Sunday, September 9, 2007

Reality Can Be Harsh

The AIDS epidemic offers a particularly vivid insight into how the language of medicine -- and the use of language in our culture -- has been forced to change in order to deal with reality.

Although initially identified as GRID (Gay-Related Infectious Disease), when AIDS started decimating America's gay population many people simply did not want to talk about the disease. Considered a phenomenon which belonged to a socially and politically unattractive minority, AIDS coverage by the mainstream media was scant, frequently misinformed, and often inflammatory.

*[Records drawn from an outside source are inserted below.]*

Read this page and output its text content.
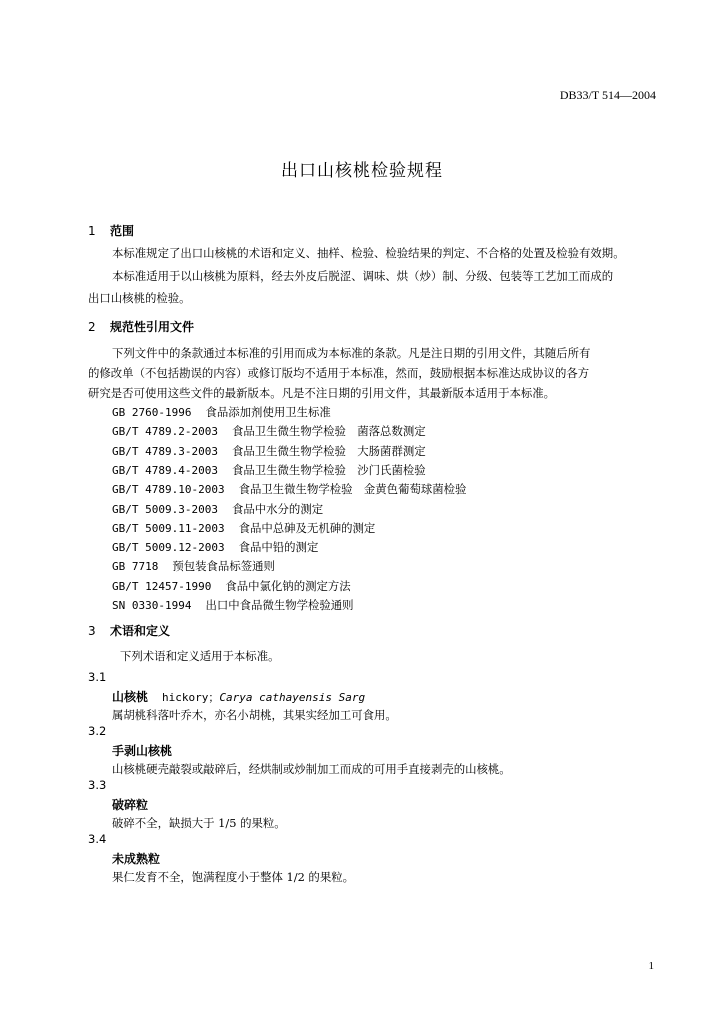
DB33/T 514—2004
出口山核桃检验规程
1 范围
本标准规定了出口山核桃的术语和定义、抽样、检验、检验结果的判定、不合格的处置及检验有效期。
本标准适用于以山核桃为原料，经去外皮后脱涩、调味、烘（炒）制、分级、包装等工艺加工而成的
出口山核桃的检验。
2 规范性引用文件
下列文件中的条款通过本标准的引用而成为本标准的条款。凡是注日期的引用文件，其随后所有
的修改单（不包括勘误的内容）或修订版均不适用于本标准，然而，鼓励根据本标准达成协议的各方
研究是否可使用这些文件的最新版本。凡是不注日期的引用文件，其最新版本适用于本标准。
GB 2760-1996 食品添加剂使用卫生标准
GB/T 4789.2-2003 食品卫生微生物学检验　菌落总数测定
GB/T 4789.3-2003 食品卫生微生物学检验　大肠菌群测定
GB/T 4789.4-2003 食品卫生微生物学检验　沙门氏菌检验
GB/T 4789.10-2003 食品卫生微生物学检验　金黄色葡萄球菌检验
GB/T 5009.3-2003 食品中水分的测定
GB/T 5009.11-2003 食品中总砷及无机砷的测定
GB/T 5009.12-2003 食品中铅的测定
GB 7718 预包装食品标签通则
GB/T 12457-1990 食品中氯化钠的测定方法
SN 0330-1994 出口中食品微生物学检验通则
3 术语和定义
下列术语和定义适用于本标准。
3.1
山核桃 hickory；Carya cathayensis Sarg
属胡桃科落叶乔木，亦名小胡桃，其果实经加工可食用。
3.2
手剥山核桃
山核桃硬壳敲裂或敲碎后，经烘制或炒制加工而成的可用手直接剥壳的山核桃。
3.3
破碎粒
破碎不全，缺损大于 1/5 的果粒。
3.4
未成熟粒
果仁发育不全，饱满程度小于整体 1/2 的果粒。
1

Several decades ago, a popular movie was entitled No Sex, Please. We're British

Under the directorship of the Reagan and Bush administrations, the National Institutes of Health clung to an extremely conservative political agenda. AIDS has now spread to the heterosexual population.

  • In many cities, infectious disease practices specialize in the treatment of AIDS patients.

  • In some cities, separate hospital wards have been exclusively devoted to the care of AIDS patients.

  • Whereas, prior to the AIDS epidemic, people were terrified to be seen purchasing a condom, public service announcements urging the use of a condom are now routinely aired on television.

All this has happened within a short and terrible period of our lives during which the language of the AIDS epidemic has been assimilated into our cultural landscape.

The unflagging efforts of gay activist organizations and the gay press deserve full credit for developing today's language of "safe sex." Sadly, we have yet to find a cure for this horrific disease.